Weyes Blood "Front Row Seat to Earth"

At times on the new album from indie outfit Weyes Blood, you can’t quite tell where you are. The aesthetic (artist presence, voice, song arrangements) feels rather folk, but the way Natalie Mering, who is the band, vocalizes with such thick, haunting tones makes you question what it is you’re actually listening to.

I still don’t really know, but I like it.

The new album, “Front Row Seat to Earth” (out on the Brooklyn-based Mexican Summer, Oct. 21), seems defined by just how transitional and evasive it is. It’s tender and brimming with emotion on songs like “Do You Need My Love” and “Seven Words,” but never lets the audience too close to the artist, or even the subject, for that matter. Mering has already said her next record will be more personal than this one, so what we have then is an account of the artist in growth.

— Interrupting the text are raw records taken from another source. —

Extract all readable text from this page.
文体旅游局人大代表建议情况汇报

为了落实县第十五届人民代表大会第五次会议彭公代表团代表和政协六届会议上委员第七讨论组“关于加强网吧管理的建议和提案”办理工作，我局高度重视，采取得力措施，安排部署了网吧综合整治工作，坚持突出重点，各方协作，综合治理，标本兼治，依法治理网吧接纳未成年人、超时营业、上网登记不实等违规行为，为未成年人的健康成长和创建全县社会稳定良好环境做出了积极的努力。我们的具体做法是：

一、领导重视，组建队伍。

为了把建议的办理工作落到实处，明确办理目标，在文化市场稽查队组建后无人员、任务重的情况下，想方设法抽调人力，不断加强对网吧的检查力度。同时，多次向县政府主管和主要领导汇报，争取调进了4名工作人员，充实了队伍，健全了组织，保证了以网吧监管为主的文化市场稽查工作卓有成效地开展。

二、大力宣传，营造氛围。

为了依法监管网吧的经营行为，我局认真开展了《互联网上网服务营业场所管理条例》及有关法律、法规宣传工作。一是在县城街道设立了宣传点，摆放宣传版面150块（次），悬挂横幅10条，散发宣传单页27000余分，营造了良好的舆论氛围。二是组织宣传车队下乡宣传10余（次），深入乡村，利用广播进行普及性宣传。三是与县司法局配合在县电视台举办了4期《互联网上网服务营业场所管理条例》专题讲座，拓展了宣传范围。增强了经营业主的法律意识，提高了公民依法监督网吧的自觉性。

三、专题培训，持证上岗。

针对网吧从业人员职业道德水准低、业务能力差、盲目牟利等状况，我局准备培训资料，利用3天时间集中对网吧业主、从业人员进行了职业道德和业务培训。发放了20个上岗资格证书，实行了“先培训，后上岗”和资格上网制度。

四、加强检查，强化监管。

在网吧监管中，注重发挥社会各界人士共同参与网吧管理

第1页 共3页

Mering, who’s in her late 20s now, grew up in Santa Monica, California, the daughter of two musically-minded people: her mother someone who was always writing songs and her father an ex-professional musician in the L.A. scene of the 1970s and 80s, who wound up ditching that life for Christianity.

Her family moved to Pennsylvania in 1999, and in her early teens she revolted against the religion her parents believed. In high school, she read Flannery O’Connor’s book “Wise Blood,” which is where her group’s name comes from. In recent years she’s been traveling, living in a number of cities and apparently refining her sound.

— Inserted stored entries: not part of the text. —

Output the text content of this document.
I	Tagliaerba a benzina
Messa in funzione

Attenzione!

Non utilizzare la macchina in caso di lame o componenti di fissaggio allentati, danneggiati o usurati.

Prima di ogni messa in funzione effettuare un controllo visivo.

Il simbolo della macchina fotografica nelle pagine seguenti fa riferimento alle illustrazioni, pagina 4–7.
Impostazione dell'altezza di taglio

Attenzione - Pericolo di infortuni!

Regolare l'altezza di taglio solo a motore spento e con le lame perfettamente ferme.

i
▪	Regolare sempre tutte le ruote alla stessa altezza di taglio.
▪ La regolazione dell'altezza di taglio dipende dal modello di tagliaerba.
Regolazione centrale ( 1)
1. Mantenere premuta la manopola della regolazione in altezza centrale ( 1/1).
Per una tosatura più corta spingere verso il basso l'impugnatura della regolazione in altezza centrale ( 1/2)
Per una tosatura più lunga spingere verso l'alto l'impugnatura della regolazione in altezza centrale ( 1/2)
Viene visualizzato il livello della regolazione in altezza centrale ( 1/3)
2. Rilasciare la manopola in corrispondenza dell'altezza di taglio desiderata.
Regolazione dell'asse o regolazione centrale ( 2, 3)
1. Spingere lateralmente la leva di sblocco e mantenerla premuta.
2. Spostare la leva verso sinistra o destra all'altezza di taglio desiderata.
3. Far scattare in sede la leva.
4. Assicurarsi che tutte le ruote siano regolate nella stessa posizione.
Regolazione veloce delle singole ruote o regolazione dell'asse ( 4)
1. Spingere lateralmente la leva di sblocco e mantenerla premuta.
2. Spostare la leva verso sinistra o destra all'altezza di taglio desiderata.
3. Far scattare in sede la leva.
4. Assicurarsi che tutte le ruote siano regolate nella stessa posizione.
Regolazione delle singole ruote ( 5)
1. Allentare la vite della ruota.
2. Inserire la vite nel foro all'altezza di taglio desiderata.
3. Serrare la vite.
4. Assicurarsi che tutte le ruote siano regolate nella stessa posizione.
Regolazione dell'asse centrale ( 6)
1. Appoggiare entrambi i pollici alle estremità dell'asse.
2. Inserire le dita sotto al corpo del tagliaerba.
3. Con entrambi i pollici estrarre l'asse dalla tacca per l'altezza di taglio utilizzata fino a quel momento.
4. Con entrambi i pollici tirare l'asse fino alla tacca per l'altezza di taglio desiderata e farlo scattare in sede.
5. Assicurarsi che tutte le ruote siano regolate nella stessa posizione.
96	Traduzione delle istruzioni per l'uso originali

Now, she delivers her lyrics with a low, satin-smooth voice. On the above-mentioned song, “Do You Need My Love,” she opens with “Tired of feeling so bad. / The world that I knew / just fell through.”

Her vocal talent is unique, something of a cross between Joan Baez and Judee Sill, but even that’s not quite right. There’s no good category to put her or this album in, except maybe “original.”

She has music videos out for several songs on “Front Row Seat to Earth,” including “Do You Need My Love,” “Generation Why” and “Seven Words.” Check those out to get an idea of what I mean.